Blas López Ávila: «Marsé»

“Ellos pensarán lo que quieran de mí, pero
yo seguiré teniendo razón”
JUAN MARSÉ: “Encerrados con un solo juguete”

Hoy no puedo comenzar sino con el grito de Maruja Torres: ¡Maldita sea! Hoy hemos conocido el fallecimiento de Juan Marsé. Hoy se nos ha ido el verano. Porque Juan Marsé “era esos veranos, y la vida era esos veranos de Marsé, hasta cuando era invierno” como bien apunta hoy en su columna Juan Cruz. Al menos así fue para todos aquellos jóvenes de los años sesenta que con un puñado de sueños y escasos recursos económicos veíamos pasar la vida sin otros horizontes que un par de viajes domingueros en autobús a la playa y nevera con bocadillos de fiambre, tortilla de patatas y gaseosa. Y el secreto sueño de encontrar, devuelta por una ola, a la Teresa bronceada y limpia de la que nos hablaba Marsé.

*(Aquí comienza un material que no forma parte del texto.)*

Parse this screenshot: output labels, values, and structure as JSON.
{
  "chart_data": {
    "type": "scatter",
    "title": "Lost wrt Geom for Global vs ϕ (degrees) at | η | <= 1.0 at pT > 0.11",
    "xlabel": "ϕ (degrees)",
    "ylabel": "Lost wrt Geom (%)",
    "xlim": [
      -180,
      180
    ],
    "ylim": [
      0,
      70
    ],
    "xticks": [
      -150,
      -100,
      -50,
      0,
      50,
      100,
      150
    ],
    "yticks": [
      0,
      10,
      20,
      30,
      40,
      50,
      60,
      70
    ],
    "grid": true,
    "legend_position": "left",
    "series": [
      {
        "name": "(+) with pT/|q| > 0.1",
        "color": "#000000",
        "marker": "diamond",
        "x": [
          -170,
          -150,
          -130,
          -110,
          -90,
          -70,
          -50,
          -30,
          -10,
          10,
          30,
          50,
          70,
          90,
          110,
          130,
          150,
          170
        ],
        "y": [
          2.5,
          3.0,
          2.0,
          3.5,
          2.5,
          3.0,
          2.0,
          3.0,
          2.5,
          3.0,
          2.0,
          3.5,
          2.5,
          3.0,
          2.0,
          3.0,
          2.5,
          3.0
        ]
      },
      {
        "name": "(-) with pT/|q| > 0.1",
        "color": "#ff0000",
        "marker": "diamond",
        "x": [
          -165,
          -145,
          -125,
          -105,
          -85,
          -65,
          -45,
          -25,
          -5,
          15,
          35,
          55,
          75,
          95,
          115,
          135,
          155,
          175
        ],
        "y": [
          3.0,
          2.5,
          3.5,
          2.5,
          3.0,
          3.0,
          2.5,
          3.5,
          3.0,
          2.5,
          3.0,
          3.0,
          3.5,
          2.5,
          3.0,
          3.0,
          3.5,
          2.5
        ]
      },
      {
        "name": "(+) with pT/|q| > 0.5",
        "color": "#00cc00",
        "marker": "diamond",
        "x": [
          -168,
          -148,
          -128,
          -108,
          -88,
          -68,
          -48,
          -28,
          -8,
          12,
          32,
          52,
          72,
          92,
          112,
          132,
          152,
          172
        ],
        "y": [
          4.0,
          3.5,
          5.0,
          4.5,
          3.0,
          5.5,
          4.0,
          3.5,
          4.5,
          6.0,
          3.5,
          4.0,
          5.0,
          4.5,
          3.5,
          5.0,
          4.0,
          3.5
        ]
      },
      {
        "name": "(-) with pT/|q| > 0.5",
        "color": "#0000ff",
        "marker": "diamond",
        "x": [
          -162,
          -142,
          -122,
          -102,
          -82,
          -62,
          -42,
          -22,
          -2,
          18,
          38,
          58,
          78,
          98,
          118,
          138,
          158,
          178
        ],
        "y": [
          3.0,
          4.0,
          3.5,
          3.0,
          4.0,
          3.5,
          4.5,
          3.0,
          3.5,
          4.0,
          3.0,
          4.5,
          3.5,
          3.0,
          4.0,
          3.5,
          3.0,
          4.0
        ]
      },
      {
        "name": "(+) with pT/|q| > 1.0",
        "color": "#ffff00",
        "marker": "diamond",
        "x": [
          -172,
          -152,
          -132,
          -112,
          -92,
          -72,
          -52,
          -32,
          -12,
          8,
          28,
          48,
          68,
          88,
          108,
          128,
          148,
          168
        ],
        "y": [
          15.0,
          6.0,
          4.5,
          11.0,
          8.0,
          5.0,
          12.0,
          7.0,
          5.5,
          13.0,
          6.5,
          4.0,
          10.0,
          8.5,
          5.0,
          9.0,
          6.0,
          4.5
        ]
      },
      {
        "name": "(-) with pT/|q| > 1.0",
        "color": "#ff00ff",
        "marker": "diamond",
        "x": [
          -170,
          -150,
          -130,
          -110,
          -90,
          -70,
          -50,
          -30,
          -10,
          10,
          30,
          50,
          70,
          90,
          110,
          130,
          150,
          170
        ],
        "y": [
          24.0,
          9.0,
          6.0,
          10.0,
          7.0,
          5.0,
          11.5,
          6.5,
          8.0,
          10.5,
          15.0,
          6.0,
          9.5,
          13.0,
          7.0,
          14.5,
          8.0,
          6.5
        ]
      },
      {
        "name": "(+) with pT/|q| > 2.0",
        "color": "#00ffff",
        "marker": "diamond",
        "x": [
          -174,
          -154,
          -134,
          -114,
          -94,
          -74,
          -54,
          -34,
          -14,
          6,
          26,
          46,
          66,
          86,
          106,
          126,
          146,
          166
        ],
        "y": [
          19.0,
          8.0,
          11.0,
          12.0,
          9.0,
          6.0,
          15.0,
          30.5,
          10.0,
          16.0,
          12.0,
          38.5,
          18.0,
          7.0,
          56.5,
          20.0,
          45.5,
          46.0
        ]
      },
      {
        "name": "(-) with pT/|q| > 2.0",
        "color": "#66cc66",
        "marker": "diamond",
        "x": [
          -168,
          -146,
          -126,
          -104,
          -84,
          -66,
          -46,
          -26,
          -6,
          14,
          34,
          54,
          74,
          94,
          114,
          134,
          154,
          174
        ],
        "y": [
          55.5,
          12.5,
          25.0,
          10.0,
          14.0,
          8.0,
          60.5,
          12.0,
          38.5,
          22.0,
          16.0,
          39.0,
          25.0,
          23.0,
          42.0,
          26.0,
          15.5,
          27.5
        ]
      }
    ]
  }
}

Sin embargo, he de confesar que mi primer contacto literario con Marsé, lejos de lo que podría pensarse, fue “Encerrados con un solo juguete”. Fue de forma fortuita, como fortuito fue el encuentro con una compañera de Filología inglesa. Los dos habíamos llegado tarde a clase y decidimos tomarnos un café en el bar de la facultad. Ella, entre sus papeles, llevaba en el regazo la mencionada obra y yo me quedé mirándola. Toma -me dijo sin mediar palabra- te conozco lo suficiente para saber que te va a gustar. Te la presto. No tardes en devolvérmela que aún no la he terminado. Y Marsé entró en mi vida -y en mis veranos- para quedarse conmigo para siempre.
Que el autor de “Últimas tardes con Teresa” pasó a convertirse en uno de mis grandes referentes literarios es lo de menos a estas alturas de mi vida y de estos tiempos que vivimos. Porque Marsé es mucho más que eso: hombre cabal; de una honradez intachable; humilde -es la antítesis del narcisismo y la egolatría-; lúcido hasta la causticidad y enemigo de homenajes y condecoraciones. fueron actitudes todas ellas que molestarían a casi todos, de una y otra tendencia. Fue siempre un aristócrata en el sentido más humano del término: heredero de una tradición prosística cuya excelencia arranca con Cervantes a comienzos del siglo XVII y se extiende a lo largo de los siglos a través de autores como Larra, Galdós, Baroja, Landero o el malogrado Chirbes, por citar solo a algunos. Y también cervantina fue su actitud ante la vida, alejado de los oropeles de la fama o de la vanagloria, para irritación de no pocos de sus contemporáneos, más próximos a lo que don Quijote piensa: “…porque no hay poeta que no sea arrogante y piense de sí que es el mayor poeta del mundo” . No, Marsé era de los pocos artistas que no estaba encantado de conocerse. De ahí, justo su grandeza.

Conocedor del alma humana como pocos escritores -ese privilegio está reservado a muy pocos- sus personajes ofrecen una suerte de atracción magnética que hacen que el lector acabe siempre -aún con los más miserables- por mostrar su complicidad con ellos y una suerte de inexplicable simpatía hacia tales. Discrepo de todos aquellos que quieren ver en sus personajes marginales o “canallas” el otro yo del autor. Estamos ante la aguda mirada de un observador implacable, alejado de la impostura y del eufemismo, que le lleva a la denuncia social, a la denuncia de los comportamientos egoístas de las élites catalanas de posguerra. De ahí que alguno de sus personajes –Manuel Reyes– se halle dentro de la categoría del arquetipo.

Con su marcha se va toda una época: la de la Barcelona artística, culta, no sólo española sino universal; cambiada ahora por el nacionalismo paleto y estrábico de los nuevos próceres catalanes.